Many of the animals, not yet in their winter coats, had drifted in the 70-mile-an-hour winds that ushered in an onslaught of sleet and more than 3 feet of snow. Exposed, frozen and wet, they drowned, suffered heart attacks, suffocated or died of hypothermia.

West said they had hoped cattle would find shelter behind bales of hay.

“They died in the mud. They walked into the river and drowned,” she said. “They were huddled in piles along the riverbank, and they got tromped.”

Discovering their bodies was heartbreaking.

“Even though they’re livestock, we still know them,” she said.

Some of the calves who died had been born during a snowstorm the year before, and the Wests had kept them warm in their home.

“I had calves in my bathtub and my laundry room,” West said. “I just knew all of those calves, and to walk out and find them, it was a nightmare. It took a while to realize it wasn’t a horror movie.”

‘This is what we love’

Out on the Kammerer ranch, bantam hens scattered as Jimmie drove an SUV toward the pasture. She called Riley, who was in a tractor in a nearby field, and asked about the best route to avoid getting stuck in the mud. It’s May, and there has been plenty of rain and snow in recent weeks, a chilling reminder of the unpredictability of the weather.

Both sides of the family have been in beef production for six or seven generations, and Jimmie’s father gave her advice after the storm.
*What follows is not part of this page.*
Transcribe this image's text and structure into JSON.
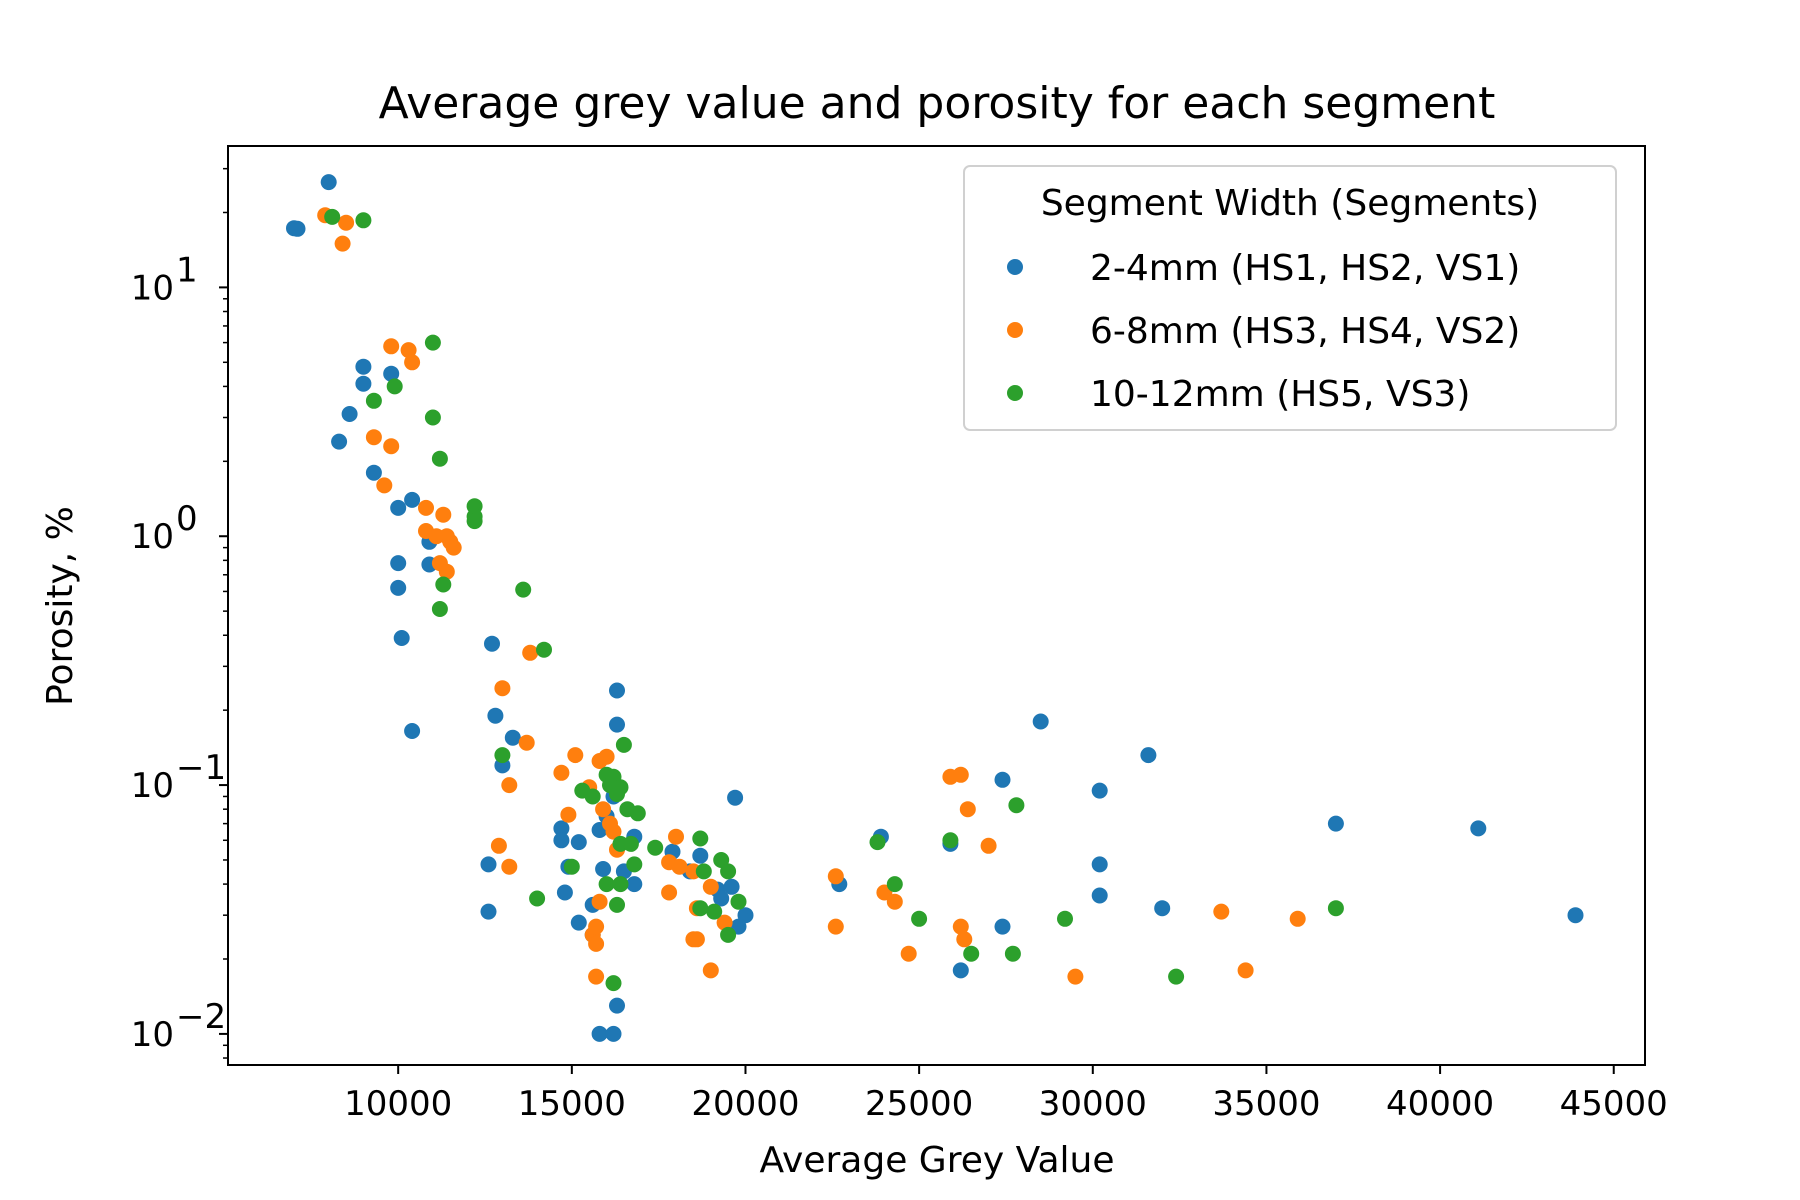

“He said cattle have survived in this country for generations,” she said. “You can’t predict Mother Nature. You do all you can do to prepare, and then you give the rest to God.”
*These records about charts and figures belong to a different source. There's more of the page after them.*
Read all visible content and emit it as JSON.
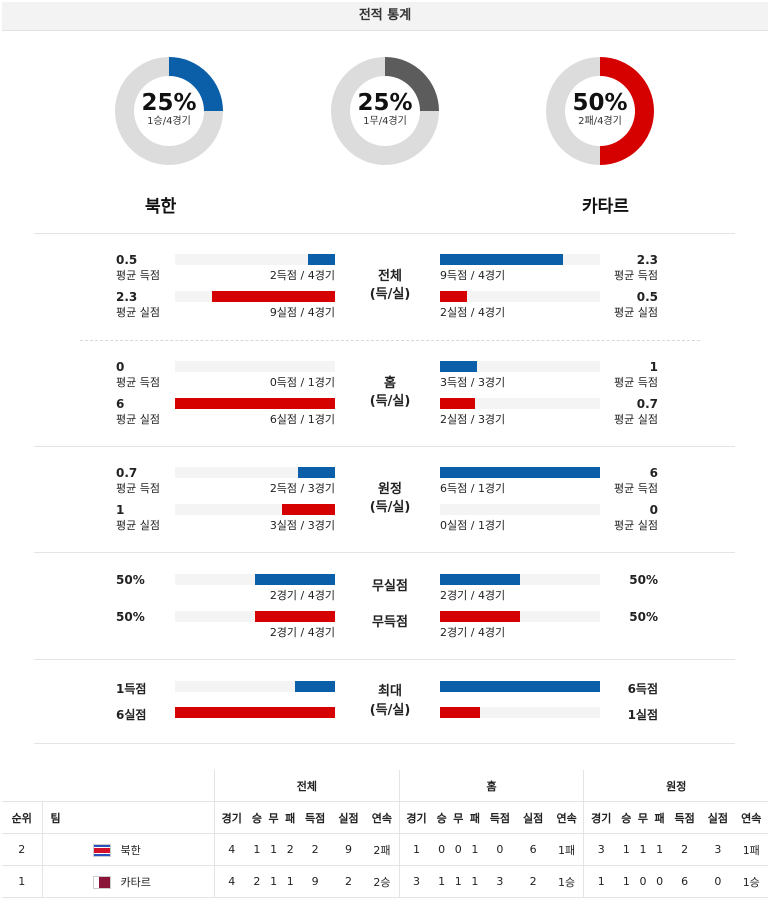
{
  "header": {
    "title": "전적 통계"
  },
  "donuts": [
    {
      "pct": "25%",
      "sub": "1승/4경기",
      "fraction": 0.25,
      "color": "#0b5ea8"
    },
    {
      "pct": "25%",
      "sub": "1무/4경기",
      "fraction": 0.25,
      "color": "#5c5c5c"
    },
    {
      "pct": "50%",
      "sub": "2패/4경기",
      "fraction": 0.5,
      "color": "#d50000"
    }
  ],
  "teams": {
    "left": "북한",
    "right": "카타르"
  },
  "sections": {
    "total": {
      "label1": "전체",
      "label2": "(득/실)",
      "left": [
        {
          "value": "0.5",
          "caption": "평균 득점",
          "detail": "2득점 / 4경기",
          "fraction": 0.17
        },
        {
          "value": "2.3",
          "caption": "평균 실점",
          "detail": "9실점 / 4경기",
          "fraction": 0.77
        }
      ],
      "right": [
        {
          "value": "2.3",
          "caption": "평균 득점",
          "detail": "9득점 / 4경기",
          "fraction": 0.77
        },
        {
          "value": "0.5",
          "caption": "평균 실점",
          "detail": "2실점 / 4경기",
          "fraction": 0.17
        }
      ]
    },
    "home": {
      "label1": "홈",
      "label2": "(득/실)",
      "left": [
        {
          "value": "0",
          "caption": "평균 득점",
          "detail": "0득점 / 1경기",
          "fraction": 0
        },
        {
          "value": "6",
          "caption": "평균 실점",
          "detail": "6실점 / 1경기",
          "fraction": 1
        }
      ],
      "right": [
        {
          "value": "1",
          "caption": "평균 득점",
          "detail": "3득점 / 3경기",
          "fraction": 0.23
        },
        {
          "value": "0.7",
          "caption": "평균 실점",
          "detail": "2실점 / 3경기",
          "fraction": 0.22
        }
      ]
    },
    "away": {
      "label1": "원정",
      "label2": "(득/실)",
      "left": [
        {
          "value": "0.7",
          "caption": "평균 득점",
          "detail": "2득점 / 3경기",
          "fraction": 0.23
        },
        {
          "value": "1",
          "caption": "평균 실점",
          "detail": "3실점 / 3경기",
          "fraction": 0.33
        }
      ],
      "right": [
        {
          "value": "6",
          "caption": "평균 득점",
          "detail": "6득점 / 1경기",
          "fraction": 1
        },
        {
          "value": "0",
          "caption": "평균 실점",
          "detail": "0실점 / 1경기",
          "fraction": 0
        }
      ]
    },
    "clean": {
      "label_clean": "무실점",
      "label_blank": "무득점",
      "left": [
        {
          "value": "50%",
          "detail": "2경기 / 4경기",
          "fraction": 0.5
        },
        {
          "value": "50%",
          "detail": "2경기 / 4경기",
          "fraction": 0.5
        }
      ],
      "right": [
        {
          "value": "50%",
          "detail": "2경기 / 4경기",
          "fraction": 0.5
        },
        {
          "value": "50%",
          "detail": "2경기 / 4경기",
          "fraction": 0.5
        }
      ]
    },
    "max": {
      "label1": "최대",
      "label2": "(득/실)",
      "left": [
        {
          "value": "1득점",
          "fraction": 0.25
        },
        {
          "value": "6실점",
          "fraction": 1
        }
      ],
      "right": [
        {
          "value": "6득점",
          "fraction": 1
        },
        {
          "value": "1실점",
          "fraction": 0.25
        }
      ]
    }
  },
  "standings": {
    "groups": [
      "전체",
      "홈",
      "원정"
    ],
    "rank_header": "순위",
    "team_header": "팀",
    "cols": [
      "경기",
      "승",
      "무",
      "패",
      "득점",
      "실점",
      "연속"
    ],
    "rows": [
      {
        "rank": "2",
        "team": "북한",
        "flag": "north-korea-flag-icon",
        "total": [
          "4",
          "1",
          "1",
          "2",
          "2",
          "9",
          "2패"
        ],
        "home": [
          "1",
          "0",
          "0",
          "1",
          "0",
          "6",
          "1패"
        ],
        "away": [
          "3",
          "1",
          "1",
          "1",
          "2",
          "3",
          "1패"
        ]
      },
      {
        "rank": "1",
        "team": "카타르",
        "flag": "qatar-flag-icon",
        "total": [
          "4",
          "2",
          "1",
          "1",
          "9",
          "2",
          "2승"
        ],
        "home": [
          "3",
          "1",
          "1",
          "1",
          "3",
          "2",
          "1승"
        ],
        "away": [
          "1",
          "1",
          "0",
          "0",
          "6",
          "0",
          "1승"
        ]
      }
    ]
  },
  "colors": {
    "blue": "#0b5ea8",
    "red": "#d50000",
    "track": "#dcdcdc",
    "draw": "#5c5c5c"
  }
}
Dennis Todey, the state’s climatologist and a South Dakota State University professor, said there was little forecasting that could have been done to prevent the damage from October’s storm because of the amount of moisture that came down so suddenly and destructively.

And while National Weather Service hydrologists now predict moderate flooding in several Midwestern states, including Wisconsin, Michigan, Illinois, Indiana and Iowa, as the Mississippi and Illinois rivers threaten to swell, they predict only a small risk for western South Dakota because of the saturated soils.

Ranching, however fragile it may be in the hands of the weather, is not a reason to walk away from the industry or lifestyle, West said.

“Never, never, no,” she said, about thinking of quitting after the storm. “It never even occurred to us. It’s like a race car driver and he wrecks his car. Is he going to quit? No. This is what we do, and this is what we love.”